Analysis

French Senate proposes law making anti-Zionism a criminal offence with up to 5 years jail

The UK’s exceptionalising of apartheid state mirrored in France

Members of the French Senate have proposed a law to punish critics of Israel by prison sentences and massive fines.

The planned new law proposes three tiers of punishment, with those considered to have transgressed to face prison sentences of up to five years and a fine of up to €100,000:

  • « Art. 25. – Those who contest the existence of the State of Israel by one of the means set out in Article 23 shall be punished by one year’s imprisonment and a fine of 45,000 euros.
  • “Insult committed against the State of Israel, by any of the means set out in Article 23, shall be punishable by two years’ imprisonment and a fine of 75,000 euros.
  • “Those who, by the same means, have directly provoked hatred or violence against the State of Israel shall be punished by five years’ imprisonment and a fine of 100,000 euros.”

Article 23 referred to in the bill covers a comprehensive list of means of transmitting the supposedly offensive words:

by speeches, shouts or threats made in public places or meetings, or by writings, prints, drawings, engravings, paintings, emblems, images or any other written medium, speech or image, sold or distributed, offered for sale or exhibited in public places or meetings

Zionism is the political proposition that a state of Israel should exist as an ethno-nationalist entity, so the French Senate is proposing to criminalise opposition to a political viewpoint and the racism that springs from it.
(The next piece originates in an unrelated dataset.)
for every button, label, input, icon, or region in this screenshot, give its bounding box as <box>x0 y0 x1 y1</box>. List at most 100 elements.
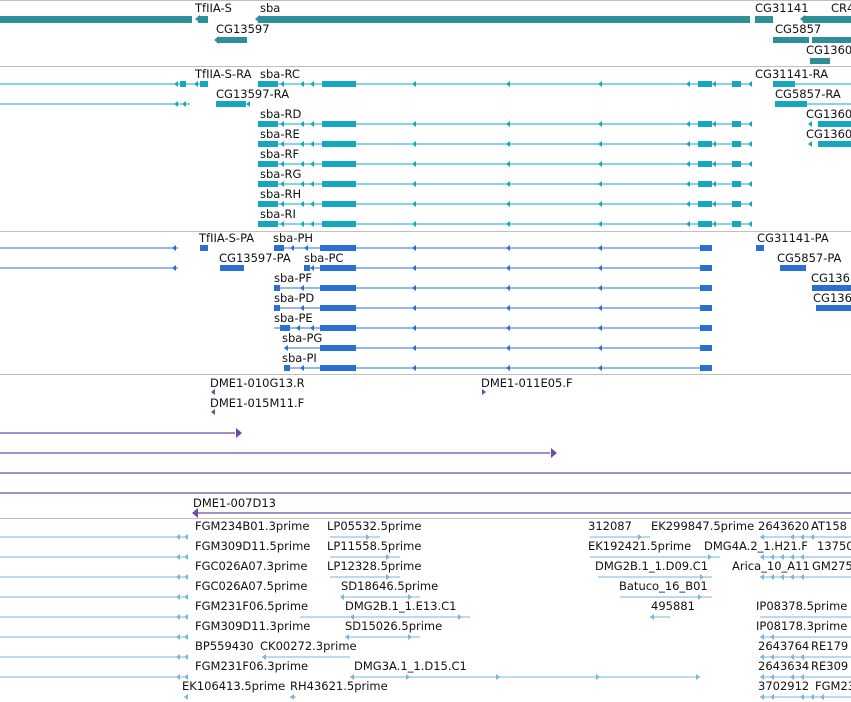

Israel’s treatment of non-Jewish and particularly Muslim residents in Israel, and especially of the Palestinian people, has been criticised as apartheid by the United Nations, Amnesty International, Human Rights Watch and human rights groups in Israel, so presumably UN representatives and human rights activists in France face prison and a fine if they repeat the official positions of internationally-recognised bodies.

Israel is currently engaged in the slaughter of many thousands of Palestinian civilians, half of them children, and Israeli ministers have referred to Palestinians as sub-human ‘animals’.
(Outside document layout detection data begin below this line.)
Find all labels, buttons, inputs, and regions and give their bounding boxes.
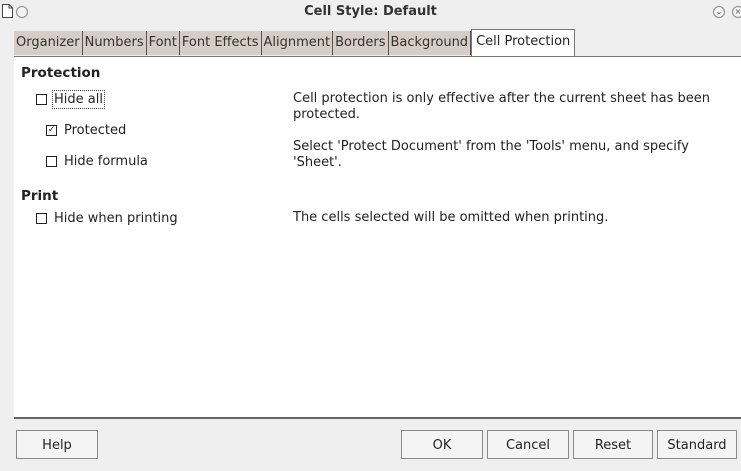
hide-when-printing-checkbox[interactable] — [36, 212, 47, 224]
tab-background[interactable]: Background — [388, 31, 472, 55]
hide-all-checkbox[interactable] — [36, 93, 47, 105]
hide-all-checkbox-row[interactable]: Hide all — [36, 89, 105, 109]
tab-font-effects[interactable]: Font Effects — [179, 31, 262, 55]
print-section-title: Print — [21, 188, 59, 204]
hide-when-printing-checkbox-row[interactable]: Hide when printing — [36, 209, 178, 227]
standard-button[interactable]: Standard — [657, 430, 737, 459]
minimize-icon[interactable]: ⌄ — [713, 6, 725, 18]
hide-formula-label: Hide formula — [64, 153, 148, 169]
tab-font[interactable]: Font — [146, 31, 180, 55]
hide-formula-checkbox-row[interactable]: Hide formula — [46, 152, 148, 170]
window-title: Cell Style: Default — [304, 4, 437, 19]
tab-cell-protection[interactable]: Cell Protection — [471, 29, 576, 56]
hide-all-label: Hide all — [52, 89, 105, 109]
protection-note-1: Cell protection is only effective after … — [293, 91, 710, 122]
ok-button[interactable]: OK — [401, 430, 483, 459]
tab-alignment[interactable]: Alignment — [261, 31, 334, 55]
protected-checkbox[interactable]: ✓ — [46, 124, 57, 136]
reset-button[interactable]: Reset — [573, 430, 653, 459]
title-bar: Cell Style: Default ⌄ × — [0, 0, 741, 24]
hide-formula-checkbox[interactable] — [46, 155, 57, 167]
tab-organizer[interactable]: Organizer — [14, 31, 83, 55]
cell-protection-panel: Protection Hide all ✓ Protected Hide for… — [14, 56, 741, 419]
help-button[interactable]: Help — [16, 430, 98, 459]
cancel-button[interactable]: Cancel — [487, 430, 569, 459]
print-note: The cells selected will be omitted when … — [293, 210, 609, 225]
tab-bar: Organizer Numbers Font Font Effects Alig… — [14, 29, 576, 56]
protected-label: Protected — [64, 122, 127, 138]
tab-borders[interactable]: Borders — [333, 31, 389, 55]
protection-note-2: Select 'Protect Document' from the 'Tool… — [293, 139, 689, 170]
close-icon[interactable]: × — [732, 6, 741, 18]
tab-numbers[interactable]: Numbers — [82, 31, 147, 55]
protected-checkbox-row[interactable]: ✓ Protected — [46, 121, 126, 139]
hide-when-printing-label: Hide when printing — [54, 210, 178, 226]
protection-section-title: Protection — [21, 65, 101, 81]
As critics of the bill have pointed out, there is no law against insulting France or other countries, to the Senate is proposing to offer Israel a protection against criticism that is unique among nations. The situation mirrors that in the UK, where the Westminster government is pushing through a ‘pro-apartheid’ law banning public bodies from choosing not to buy goods or services from Palestinian land that has been illegally-occupied by Israeli settlers. The UK bill similarly singles out Israel for exceptional treatment, banning even government ministers from making any future decisions sanctioning Israel – no matter what that country does. The so-called Labour ‘opposition’ is declining to oppose it.

Despite these clamp-downs on solidarity with oppressed and ethnically-cleansed Palestinians, protests for the freedom of the Palestinian people and against Israel’s genocide are huge and growing every week.